Every year is now a centennial year for historic jazz. Between 2017 and 2023 we didn’t commemorate that many recordings. The ODJB got their articles in 2017, Mamie’s Smith was memorialized for kicking off the blues craze in 1920, Kid Ory’s 1922 records had a mention, and The NORK we covered far ahead of their centennial when Rivermont had a major re-issue. Nearly everything else rolled by without acknowledgment. That changed with the centennial of King Oliver’s Creole Jazz Band’s 1923 recordings. From here on out there’s hot jazz galore. You could spend the rest of the 2020s making daily playlists of jazz records celebrating their hundredth birthday.
But just because a birthday has passed doesn’t mean you should forget those great recordings another hundred years, and just because we didn’t cover the Secret Six Jazz Band’s Centennial Tribute To King Oliver’s Creole Jazz Band in real time doesn’t mean it isn’t worth your time. Recorded at the New Orleans Jazz Museum in April 2023 and released on Bandcamp in September it is a professionally recorded set featuring 14 of the titles recorded by the Creole Jazz Band in 1923. Those sessions featured the earliest recordings of Louis Armstrong but is also the first we hear most of the rest of the band: Baby Dodds on drums, Johnny Dodds on clarinet, Lil Hardin on piano, Honoré Dutrey on trombone, and Bill Johnson on banjo and double bass.
Sitting in for the classic lineup are a set of contemporary New Orleans names jazz fans should familiarize themselves with. Haruka Kikuchi, with her Ory style trombone, is prominent in the set. Craig Flory on clarinet—you may recognize him from Tuba Skinny and elsewhere. Zach Lange and Nathan Wolman have the unenviable task of filling in for Oliver and Armstrong, rising to the occasion and playing off each other nicely. John Joyce leads the Secret Six in all its various line ups, and plays upright bass. He is also known for the Smoking Time Jazz Club. (By the way, he is no relation to the elder John Joyce who teaches jazz history at Tulane and plays drums for the Louisiana Repertory Ensemble.) Hunter Burgamy, who wrote our cover this month, is on guitar. James McClaskey, whose latest album is my current obsession and will be gushed over in my June column, is on banjo, and Defne “Dizzy” Incirlioglu completes the group on washboard. She can be found in a number of New Orleans groups when a solid washboard is required.

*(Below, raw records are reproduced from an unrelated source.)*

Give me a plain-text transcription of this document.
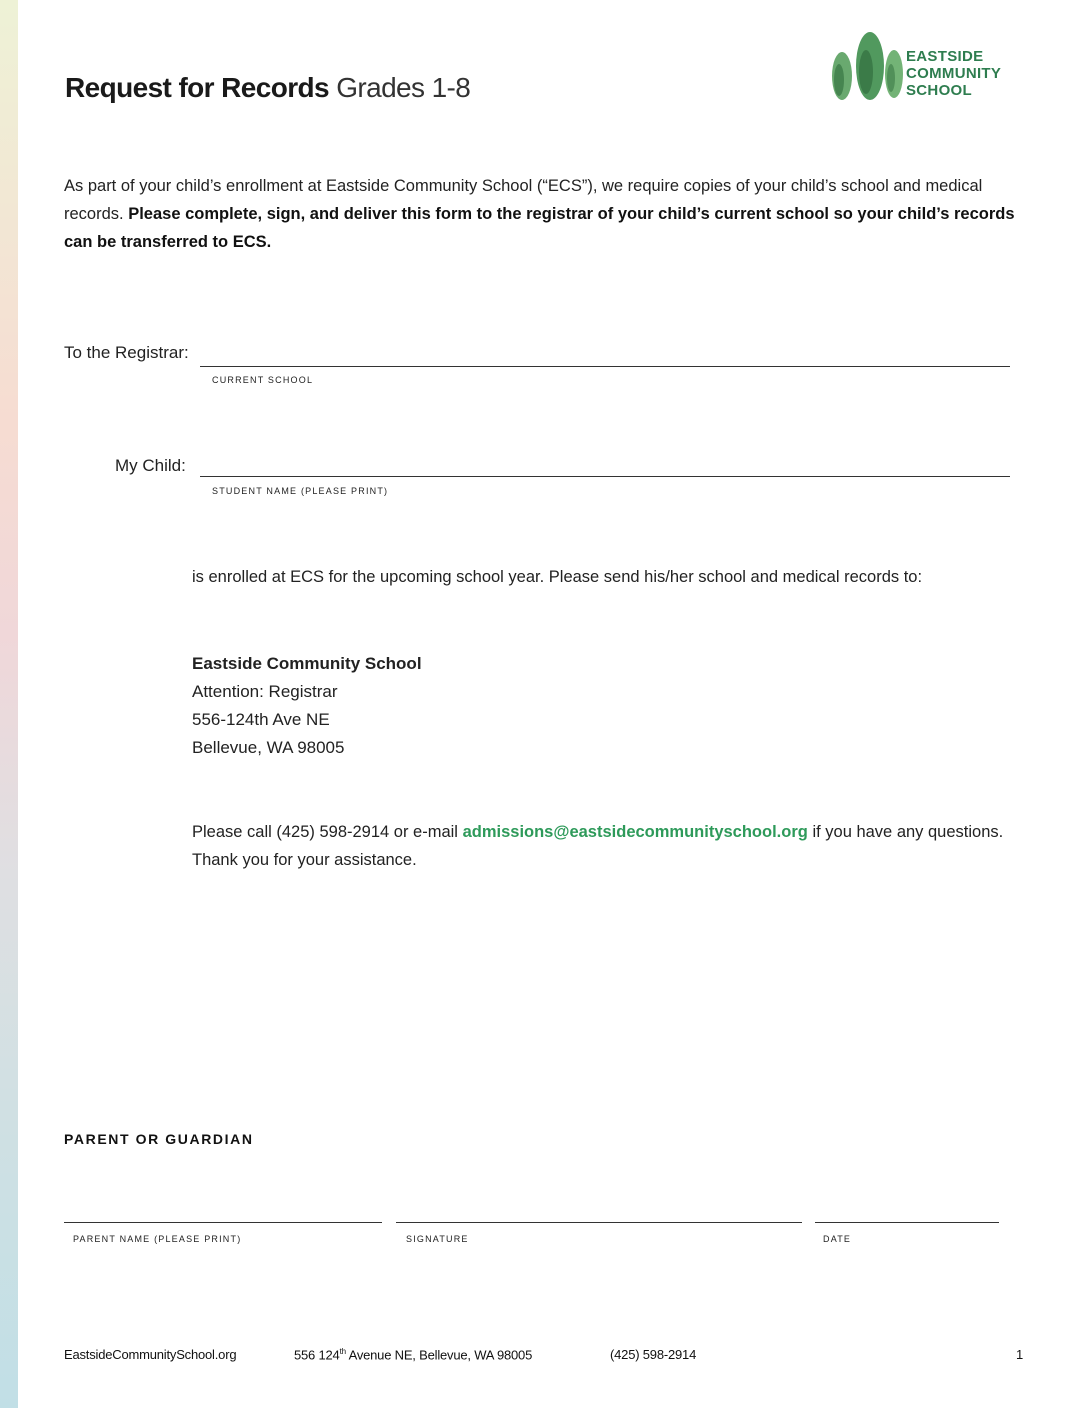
Request for Records Grades 1-8
EASTSIDE
COMMUNITY
SCHOOL

As part of your child’s enrollment at Eastside Community School (“ECS”), we require copies of your child’s school and medical records. Please complete, sign, and deliver this form to the registrar of your child’s current school so your child’s records can be transferred to ECS.

To the Registrar:
CURRENT SCHOOL
My Child:
STUDENT NAME (PLEASE PRINT)

is enrolled at ECS for the upcoming school year. Please send his/her school and medical records to:

Eastside Community School
Attention: Registrar
556-124th Ave NE
Bellevue, WA 98005

Please call (425) 598-2914 or e-mail admissions@eastsidecommunityschool.org if you have any questions.
Thank you for your assistance.

PARENT OR GUARDIAN
PARENT NAME (PLEASE PRINT)	SIGNATURE	DATE
EastsideCommunitySchool.org	556 124th Avenue NE, Bellevue, WA 98005	(425) 598-2914	1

This is a very different kind of project than the previous Secret Six albums we have raved over these past few years, which are reflective of the current traditional jazz scene in New Orleans. They put a lot of work into preparing this themed show, and it was a celebrated event in the local jazz history community. The set is respectful but not clinical. It stays true to the original without full re-creation. 1923 was still the acoustic era of recording, limited in some ways, and it is nice to hear these classic tracks played with joy and clarity as a group. The album was nominated for Best Traditional Jazz Album of 2023 by OffBeat and the band for Best Traditional Jazz Band. Musicians on this set appear in four of five nominations in each category! Joyce gathered the creme de la creme for this performance.
In addition to being well recorded it was engagingly filmed for a live broadcast that can now be found on YouTube on the NOLA Jazz Museum page. The primary difference being the introductions to songs are not included on the album release. If you like what you see I encourage you to support the band by downloading the album on Bandcamp and exploring the other Secret Six releases.